‘Race to the bottom to close borders threatens Europe’, not refugees

Social media condemns French Prime Minister Manuel Valls. Another Europe backs social media

A food kitchen in South East Turkey. The majority of Syrian refugees have not made it to Europe. © Caroline Gluck Flickr

A food kitchen in South East Turkey. The majority of Syrian refugees have not made it to Europe. Photo: © Caroline Gluck Flickr

French prime minister Manuel Valls has warned that thousands of refugees fleeing the conflicts in Iraq and Syria and seeking sanctuary “cannot be welcomed in Europe”. To do so, he added would “endanger the European project”. In an interview with the BBC, he was asked whether this meant that the Schengen area – that allows for passport free travel without border checks in most European countries – was effectively dead. “No, it’s Europe that can die, not the Schengen area”, he replied. The broadcast came shortly before the tragic news of the drowning of 42 refugees in shipwrecks in the Aegean Sea.

The inflammatory remarks have been condemned on social media. Harry Leslie Smith, the British Second World War veteran and well known socialist activist tweeted:

Another Twitter user added that the majority of refugees fleeing the crises in the Middle East and North Africa have not made it to Europe but are in neighbouring countries:

Zoe Gardner, a migrant rights activist and spokesperson for Another Europe Is Possible said:

“The EU is not under threat from the arrival of people fleeing war and persecution hoping to build new lives here. What we are witnessing is the utter failure of EU governments to respond appropriately and share responsibility for providing sanctuary to refugees.

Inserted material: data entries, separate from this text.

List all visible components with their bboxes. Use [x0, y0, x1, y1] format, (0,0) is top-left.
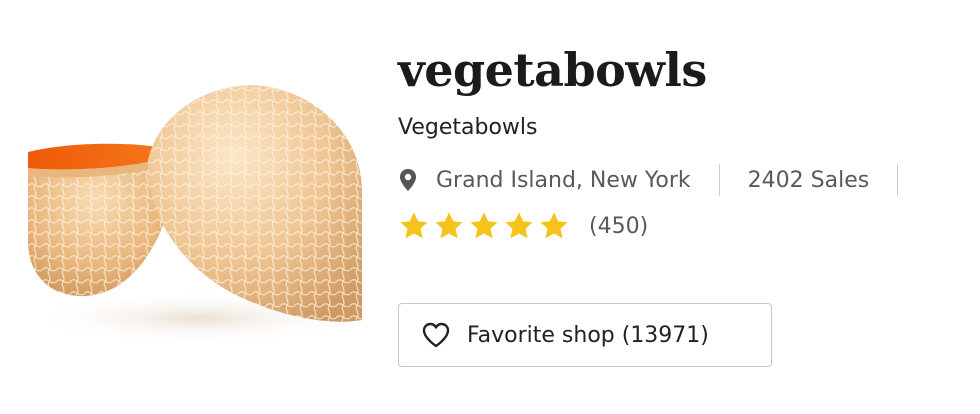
review-count[interactable]: (450)	[589, 214, 648, 239]
melon-bowls-image	[28, 85, 362, 344]
favorite-shop-label: Favorite shop (13971)	[467, 322, 709, 348]
shop-image	[28, 72, 362, 364]
rating-stars	[398, 210, 573, 242]
shop-name: vegetabowls	[398, 43, 707, 97]
star-icon	[398, 210, 430, 242]
shop-rating[interactable]: (450)	[398, 210, 980, 242]
divider	[897, 164, 899, 196]
shop-title: Vegetabowls	[398, 115, 538, 140]
star-icon	[503, 210, 535, 242]
favorite-shop-button[interactable]: Favorite shop (13971)	[398, 303, 772, 367]
shop-info: vegetabowls Vegetabowls Grand Island, Ne…	[398, 40, 980, 367]
divider	[718, 164, 720, 196]
heart-outline-icon	[421, 321, 451, 349]
shop-sales[interactable]: 2402 Sales	[748, 168, 870, 193]
shop-meta: Grand Island, New York 2402 Sales	[398, 164, 980, 196]
star-icon	[538, 210, 570, 242]
shop-location[interactable]: Grand Island, New York	[436, 168, 691, 193]
star-icon	[468, 210, 500, 242]
map-pin-icon	[398, 168, 418, 192]
star-icon	[433, 210, 465, 242]
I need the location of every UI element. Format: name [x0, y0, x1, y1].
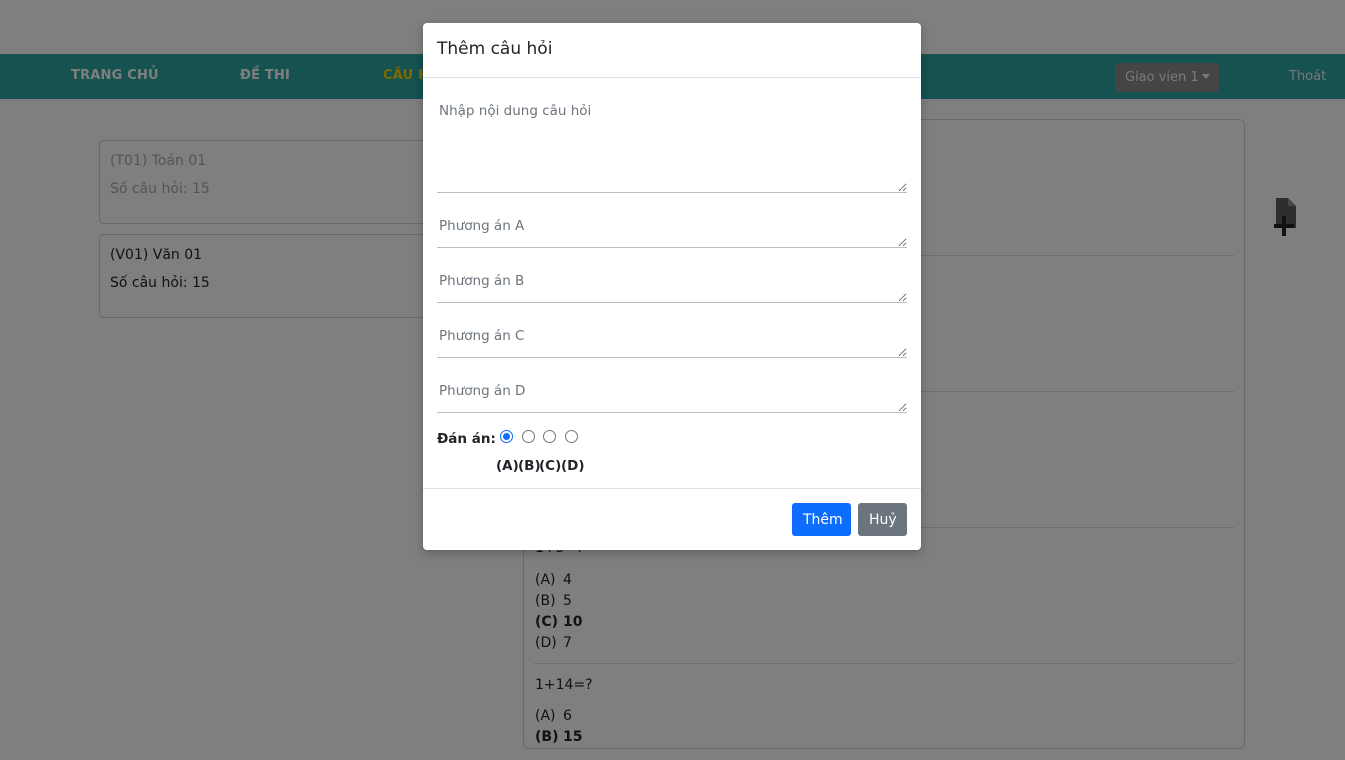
add-button[interactable]: Thêm: [792, 503, 851, 536]
modal-title: Thêm câu hỏi: [437, 39, 553, 59]
modal-body: Đán án: (A) (B) (C) (D): [423, 78, 921, 488]
cancel-button[interactable]: Huỷ: [858, 503, 907, 536]
option-b-input[interactable]: [437, 264, 907, 303]
answer-radio-b[interactable]: [522, 430, 535, 443]
answer-choice-label: (D): [561, 458, 585, 474]
answer-radio-c[interactable]: [543, 430, 556, 443]
answer-label: Đán án:: [437, 431, 496, 447]
option-a-input[interactable]: [437, 209, 907, 248]
option-c-input[interactable]: [437, 319, 907, 358]
modal-footer: Thêm Huỷ: [423, 488, 921, 550]
option-d-input[interactable]: [437, 374, 907, 413]
add-question-modal: Thêm câu hỏi Đán án: (A) (B) (C) (D) Thê…: [423, 23, 921, 550]
answer-radio-d[interactable]: [565, 430, 578, 443]
answer-choice-label: (C): [539, 458, 562, 474]
answer-choice-label: (A): [496, 458, 519, 474]
modal-header: Thêm câu hỏi: [423, 23, 921, 78]
answer-choice-label: (B): [518, 458, 541, 474]
answer-radio-a[interactable]: [500, 430, 513, 443]
question-content-input[interactable]: [437, 94, 907, 193]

“The concept of solidarity, not only with refugees and the countries they are fleeing, but between EU member states, is meant to be the basis of the Common European Asylum System. But this has been completely ignored by our governments, determined to wash their hands of their responsibilities. The ‘crisis’ is being driven by a race to the bottom to close borders and escalate racist statements. This nationalism and xenophobia, not internationalism and humanitarianism, truly threatens the European project.

“Manuel Valls does not make clear how EU states could legally stop receiving refugees without breaching their responsibilities under international law. He speaks as though the idea of ‘closing our borders’ were a brand new suggestion when in fact incalculable sums have been spent over decades attempting to prevent refugees and migrants from reaching EU shores with no success and at the unacceptable cost of more and more human lives.

“Just this morning dozens more have drowned attempting to cross the Mediterranean to Greece. How many more lives need to be lost before we abandon ‘closed borders’? Where are the refugees who currently risk their lives in clandestine journeys into and through the EU supposed to disappear to, according to Mr Valls? Does he expect Turkey to simply host them all indefinitely? Does he expect to build a border fence high enough to make them turn back to a war zone?

“The answer to this displacement crisis lies in developing rational, realistic and long-term solutions, investing in the management of asylum reception and procedures, and acting in genuine solidarity across EU states to share the numbers of arrivals in a way that ensures no state is over-burdened. Not in burying our heads in the sand with false, authoritarian goals of closed boarders, stoking up fear and prejudice against a largely imagined threat.”